Conforme apresentado na Tabela 4 realizou-se a análise da relação das despesas administrativas com a receita líquida de vendas. Quando se trata de despesa administrativa elas estão diretamente ligadas a estrutura das empresas, já que uma empresa de um porte maior possui despesas consequentemente maiores e ainda, este tipo de despesa pode ser controlado pelos gestores com mais rigidez.
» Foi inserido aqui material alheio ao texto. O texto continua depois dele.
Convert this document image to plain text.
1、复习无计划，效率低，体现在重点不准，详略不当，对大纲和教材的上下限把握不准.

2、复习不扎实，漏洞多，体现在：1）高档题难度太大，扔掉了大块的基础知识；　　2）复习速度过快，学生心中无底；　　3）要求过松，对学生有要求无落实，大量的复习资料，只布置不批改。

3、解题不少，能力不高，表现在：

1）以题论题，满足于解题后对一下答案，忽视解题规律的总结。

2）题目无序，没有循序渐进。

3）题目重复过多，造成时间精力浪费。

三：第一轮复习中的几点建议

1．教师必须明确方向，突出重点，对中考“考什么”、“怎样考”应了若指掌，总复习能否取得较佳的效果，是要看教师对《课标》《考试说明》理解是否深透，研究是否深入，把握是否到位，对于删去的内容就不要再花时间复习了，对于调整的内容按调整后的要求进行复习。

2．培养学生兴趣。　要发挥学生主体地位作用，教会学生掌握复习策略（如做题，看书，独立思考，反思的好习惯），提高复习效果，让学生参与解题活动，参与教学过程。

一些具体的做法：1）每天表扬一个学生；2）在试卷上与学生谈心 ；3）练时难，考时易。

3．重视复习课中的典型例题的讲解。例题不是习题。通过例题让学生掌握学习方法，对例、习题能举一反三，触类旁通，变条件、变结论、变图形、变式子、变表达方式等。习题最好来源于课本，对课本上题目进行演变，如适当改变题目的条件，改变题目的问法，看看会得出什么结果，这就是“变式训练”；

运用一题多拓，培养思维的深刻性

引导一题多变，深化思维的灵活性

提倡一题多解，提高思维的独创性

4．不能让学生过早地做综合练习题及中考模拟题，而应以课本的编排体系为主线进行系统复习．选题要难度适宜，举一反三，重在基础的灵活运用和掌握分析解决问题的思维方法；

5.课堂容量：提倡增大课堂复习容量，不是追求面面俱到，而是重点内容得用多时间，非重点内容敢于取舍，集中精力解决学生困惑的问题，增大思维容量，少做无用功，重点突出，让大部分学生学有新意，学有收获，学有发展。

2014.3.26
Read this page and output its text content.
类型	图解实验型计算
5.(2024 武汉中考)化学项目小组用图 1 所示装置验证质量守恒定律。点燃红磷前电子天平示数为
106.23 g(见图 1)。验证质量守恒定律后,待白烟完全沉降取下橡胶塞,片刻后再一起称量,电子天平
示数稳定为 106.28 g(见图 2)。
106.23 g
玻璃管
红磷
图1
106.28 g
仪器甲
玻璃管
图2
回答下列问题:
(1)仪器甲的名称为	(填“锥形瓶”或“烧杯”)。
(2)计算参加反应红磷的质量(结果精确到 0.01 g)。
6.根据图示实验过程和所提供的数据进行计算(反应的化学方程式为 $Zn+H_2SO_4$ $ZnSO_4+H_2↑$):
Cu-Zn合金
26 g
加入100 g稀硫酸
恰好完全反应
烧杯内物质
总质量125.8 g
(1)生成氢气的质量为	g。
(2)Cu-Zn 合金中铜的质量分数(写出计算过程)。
Verifica-se na Tabela 4 que cerca de 16% da receita líquida destina-se a cobrir as despesas administravas das empresas. Nota-se que ao decorrer dos anos a média sofre consideráveis alterações, passando de 103% do ano de 2007 para 9% em 2010, o que torna relevante o estudo dessa variável por segmento a fim de tentar-se inferir sobre as possíveis causas desse fenômeno.

Quando estudado o segmento de carnes e derivados Silva, Leal e Trindade (2015) demonstram que apenas 3% da receita líquida está comprometida com as despesas administrativas o que traz indícios de que este segmento não é o ofensor para o alto coeficiente de variação.

Tabela 3: Estatística descritiva do índice DA/RL

Ano Número de Empresas Média Desvio Padrão Coeficiente de Variação (%)

2006 19 0,07 0,05 71,43 2007 20 1,03 4,32 419,42 2008 20 0,08 0,09 112,50 2009 20 0,08 0,12 150,00 2010 21 0,09 0,13 144,44 2011 21 0,07 0,05 71,43 2012 23 0,07 0,04 57,14 2013 23 0,06 0,04 66,67 2014 23 0,06 0,05 83,33 2015 23 0,05 0,04 80,00 2016 24 0,07 0,08 114,29 GERAL 0,16 0,45 281,25

Fonte: Dados da pesquisa (2018)

Richartz, et al (2012) verificaram que 15% da receita líquida é consumida pelas despesas administrativas, e ainda destaca que no ano de 2009 o índice referente a DA/RLV foi de 2,59 o que aumentou a média do segmento devido a um outlier que foi identificado neste ano.

Realizou-se a análise da relação das despesas financeiras com a receita líquida, conforme Tabela 5, e nota-se que o esperado é que este tipo de despesa não tenha relação direta com as receitas, uma vez que não faz parte da operação das empresas, o que pode ser comprovado pelo coeficiente de variação girando em torno de 87,5%.

Conforme pode ser observado na Tabela 5 cerca de 16% da receita líquida das empresas estudadas estão comprometidas com as despesas financeiras, porém é importante ressaltar que neste caso trata-se apenas das atividades operacionais da empresa, ou seja, foram consideradas apenas as receitas de vendas, ficando de fora as receitas financeiras, uma vez que essas não fazem parte da operação das empresas.

Richartz (2013) corrobora com relação das despesas financeiras encontradas no presente trabalho, uma vez que evidencia que para sua amostra de empresas, as despesas financeiras não seguem um padrão de comportamento ao longo dos anos. Assim como Richartz, et al (2012) que encontraram um valor próximo a 20% das receitas líquidas comprometidas com as despesas financeiras.

Tabela 4: Estatística descritiva do índice DF/RL

Ano Número de Empresas Média Desvio Padrão Coeficiente de Variação (%)

2006 19 0,10 0,07 70,00 2007 20 0,10 0,17 170,00 2008 20 0,25 0,27 108,00 2009 20 0,10 0,16 160,00 2010 21 0,09 0,07 77,78 2011 21 0,13 0,10 76,92 2012 23 0,16 0,10 62,50 2013 23 0,16 0,10 62,50 2014 23 0,15 0,09 60,00 2015 23 0,27 0,22 81,48 2016 24 0,19 0,24 126,32 GERAL 0,16 0,14 87,50

Fonte: Dados da pesquisa (2018)

Nas empresas do presente estudo, quando se observa as despesas financeiras verifica-se que não há um padrão de comportamento linear com um R² de 0,2403, o que pode ser explicado pelo ano de 2008 que se apresenta como um outliner uma vez que este ano foi marcado por um alto crescimento de 24% das exportações apesar da crise, e por este motivo houve a busca por financiamentos e empréstimos (CEPEA, 2017).